En outre, comme ma vidéo avait été amplement diffusée par les médias, stupéfaits par ce que je décrivais et sentant la nécessité de relayer cette alerte, de très nombreux parents ont pu également la visionner. En mai 2021, elle comptabilise 426 000 vues. De tous les coins du monde, ils m’écrivent et témoignent de progrès rapides et très importants à l’arrêt des écrans :
« Cela fait exactement dix-neuf jours que j’ai totalement arrêté les écrans pour mon fils de 20 mois. Théo a cessé le flapping, il sourit beaucoup plus, il dort (avant il se réveillait souvent la nuit), il joue avec ses jeux et a délaissé les portes et les placards. Il recommence à babiller doucement alors que juste avant l’arrêt des écrans, c’était silence radio », m’écrivait une maman en avril 2018.
Quelques mois après, pour quantifier le phénomène, je me décide à recueillir les données issues des dossiers des enfants que les écoles, les crèches et les haltes-garderies m’avaient signalés au cours de l’année scolaire 2016-2017. Viry-Châtillon est une ville moyenne de 31 000 habitants, avec des quartiers plus ou moins favorisés. Elle accueille, au sein de ses douze écoles maternelles publiques, 981 enfants en classes de petite et moyenne section. Au sein de cette population, 35 enfants m’étaient signalés en difficulté il y a quinze ans ; 220 au moment où j’ai recueilli les données.
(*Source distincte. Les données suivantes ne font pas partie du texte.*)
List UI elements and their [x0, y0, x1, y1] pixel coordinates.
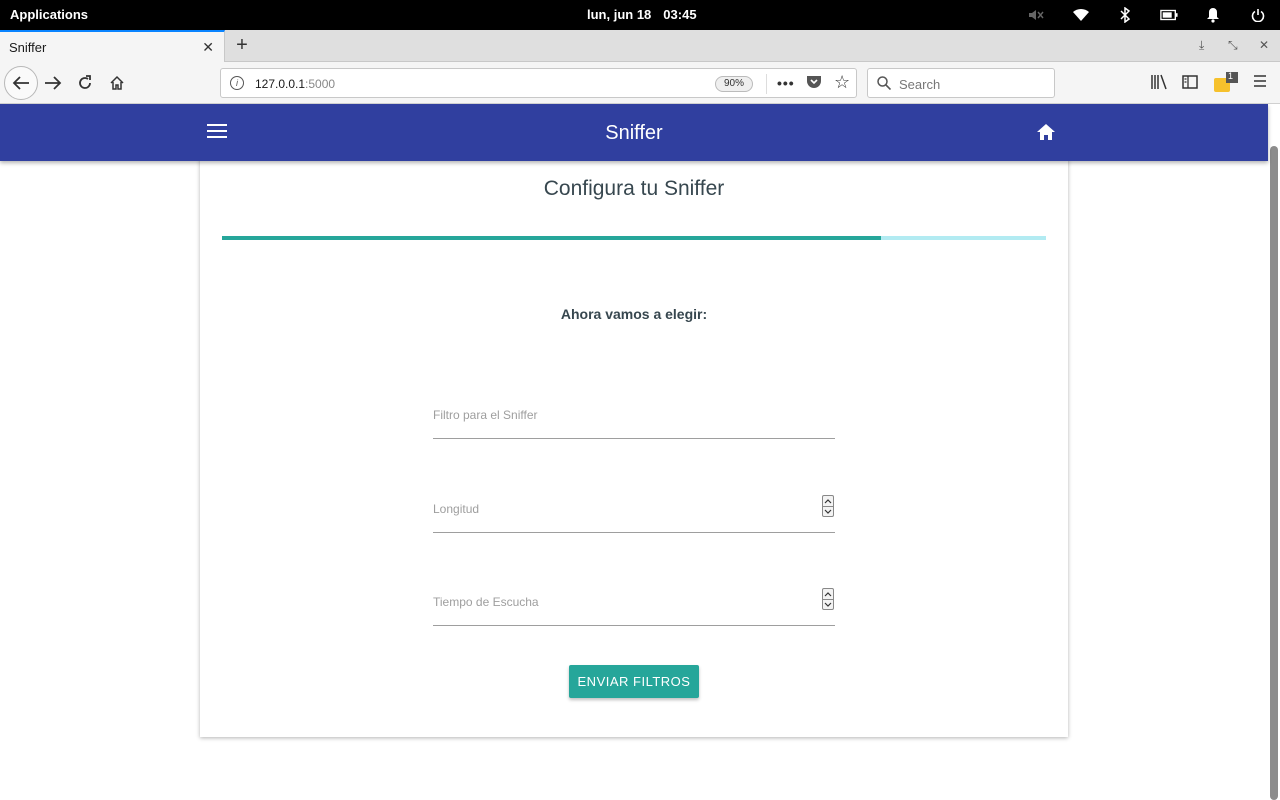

Sept fois plus. J’ai choisi de me focaliser sur les enfants les plus en difficulté, ceux qui avaient besoin d’une aide prioritaire. Parmi ces 154 enfants, je remarquai déjà qu’il y avait 74 % de garçons et 26 % de filles. Au sein de ce groupe, je relevai plus précisément que :
– 65 % des enfants avaient un mauvais contact visuel avec moi.
– 46 % n’arrivaient pas à se concentrer ni à se poser.
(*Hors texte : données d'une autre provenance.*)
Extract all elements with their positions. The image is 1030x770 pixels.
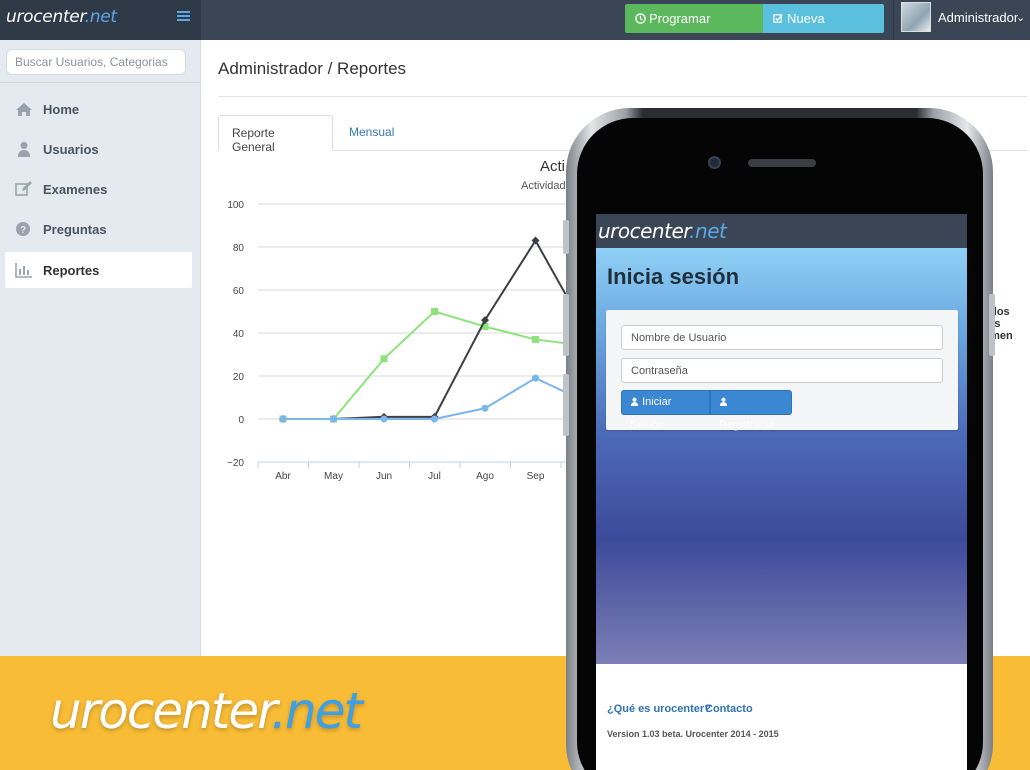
new-question-button[interactable]: Nueva Pregunta [763, 4, 884, 55]
chevron-down-icon[interactable]: ⌄ [1016, 11, 1025, 24]
mobile-brand-suffix: .net [689, 219, 727, 243]
mobile-brand-logo[interactable]: urocenter.net [598, 219, 727, 243]
banner-logo-suffix: .net [271, 682, 363, 740]
home-icon [16, 103, 32, 116]
tab-reporte-general[interactable]: Reporte General [218, 115, 333, 154]
phone-camera [708, 156, 721, 169]
login-button[interactable]: Iniciar Sesión [621, 390, 710, 431]
x-tick-label: May [324, 471, 343, 482]
sidebar-item-label: Reportes [43, 263, 100, 278]
sidebar-item-home[interactable]: Home [5, 91, 192, 127]
svg-text:?: ? [20, 225, 26, 236]
y-tick-label: 60 [233, 286, 245, 297]
brand-logo[interactable]: urocenter.net [6, 7, 117, 27]
sidebar-item-reportes[interactable]: Reportes [5, 252, 192, 288]
sidebar-divider [0, 82, 200, 83]
brand-area: urocenter.net [0, 0, 201, 40]
banner-logo: urocenter.net [50, 682, 363, 740]
x-tick-label: Ago [476, 471, 494, 482]
user-divider [893, 0, 894, 40]
question-icon: ? [16, 222, 30, 236]
page-title: Administrador / Reportes [218, 59, 407, 78]
phone-volume-button [563, 294, 569, 356]
sidebar-item-label: Home [43, 102, 80, 117]
y-tick-label: 0 [238, 415, 244, 426]
about-link[interactable]: ¿Qué es urocenter? [607, 703, 711, 715]
sidebar-item-label: Examenes [43, 182, 108, 197]
user-menu-name[interactable]: Administrador [938, 10, 1018, 25]
menu-toggle-icon[interactable] [177, 11, 190, 24]
y-tick-label: 80 [233, 243, 245, 254]
mobile-login-title: Inicia sesión [607, 264, 740, 289]
avatar[interactable] [901, 2, 931, 32]
mobile-header: urocenter.net [596, 214, 967, 248]
username-input[interactable] [621, 325, 943, 350]
phone-speaker [748, 159, 816, 167]
data-point [279, 415, 287, 423]
contact-link[interactable]: Contacto [705, 703, 753, 715]
sidebar: Home Usuarios Examenes ? Preguntas Repor… [0, 40, 201, 656]
register-button-label: Registrarse [719, 419, 776, 431]
brand-text: urocenter [6, 7, 85, 27]
phone-power-button [989, 294, 995, 356]
x-tick-label: Jun [376, 471, 392, 482]
y-tick-label: −20 [227, 458, 244, 469]
series-line [283, 377, 580, 420]
top-navbar: urocenter.net Programar Examen Nueva Pre… [0, 0, 1030, 55]
clock-icon [635, 13, 646, 24]
mobile-brand-text: urocenter [598, 219, 690, 243]
edit-icon [15, 181, 32, 196]
title-divider [218, 96, 1027, 97]
data-point [431, 308, 438, 315]
y-tick-label: 20 [233, 372, 245, 383]
data-point [380, 415, 388, 423]
sidebar-item-examenes[interactable]: Examenes [5, 171, 192, 207]
y-tick-label: 100 [227, 200, 244, 211]
phone-screen: urocenter.net Inicia sesión Iniciar Sesi… [596, 214, 967, 770]
checkbox-edit-icon [773, 14, 783, 23]
sidebar-item-preguntas[interactable]: ? Preguntas [5, 211, 192, 247]
data-point [330, 415, 337, 423]
bar-chart-icon [15, 263, 32, 278]
user-icon [18, 142, 30, 157]
x-tick-label: Abr [275, 471, 291, 482]
sidebar-item-label: Usuarios [43, 142, 99, 157]
sidebar-item-usuarios[interactable]: Usuarios [5, 131, 192, 167]
register-button[interactable]: Registrarse [710, 390, 792, 431]
login-card: Iniciar Sesión Registrarse [606, 310, 958, 431]
activity-line-chart: −20020406080100AbrMayJunJulAgoSepOct [227, 200, 580, 482]
data-point [532, 335, 539, 343]
series-line [283, 310, 580, 420]
phone-volume-button [563, 220, 569, 254]
data-point [431, 415, 438, 423]
y-tick-label: 40 [233, 329, 245, 340]
x-tick-label: Sep [527, 471, 545, 482]
x-tick-label: Jul [428, 471, 441, 482]
sidebar-item-label: Preguntas [43, 222, 107, 237]
brand-suffix: .net [84, 7, 117, 27]
schedule-exam-button[interactable]: Programar Examen [625, 4, 763, 55]
schedule-exam-label: Programar Examen [635, 11, 711, 55]
series-line [283, 238, 580, 420]
version-text: Version 1.03 beta. Urocenter 2014 - 2015 [607, 729, 779, 739]
banner-logo-text: urocenter [50, 682, 273, 740]
mobile-footer [596, 664, 967, 770]
user-icon [719, 397, 728, 406]
phone-volume-button [563, 374, 569, 436]
user-icon [630, 397, 639, 406]
search-input[interactable] [6, 49, 186, 75]
password-input[interactable] [621, 358, 943, 383]
data-point [380, 355, 388, 363]
tab-mensual[interactable]: Mensual [336, 115, 407, 151]
data-point [532, 374, 539, 382]
data-point [481, 404, 489, 412]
– 43 % ne comprenaient pas une consigne simple telle que « donne le cube à papa ».
– 36 % avaient des troubles graves de la relation et de la communication.
– 28 % ne réagissaient pas à leur prénom.
– 25 % étaient agressifs, voire violents.
Ensuite, je notai les habitudes familiales et je remarquai que 90 à 98 % des enfants présentant ces symptômes étaient surexposés aux écrans, c’est-à-dire plus de quatre heures par jour, y compris la télévision allumée en arrière-plan. Car à mesure que les écrans m’apparaissaient comme responsables de nombreux troubles, je posais des questions de plus en plus précises sur leur place au sein du foyer.
Les tout-petits face aux écrans.
Docteur Ducanda.
Editions du rocher, 2021.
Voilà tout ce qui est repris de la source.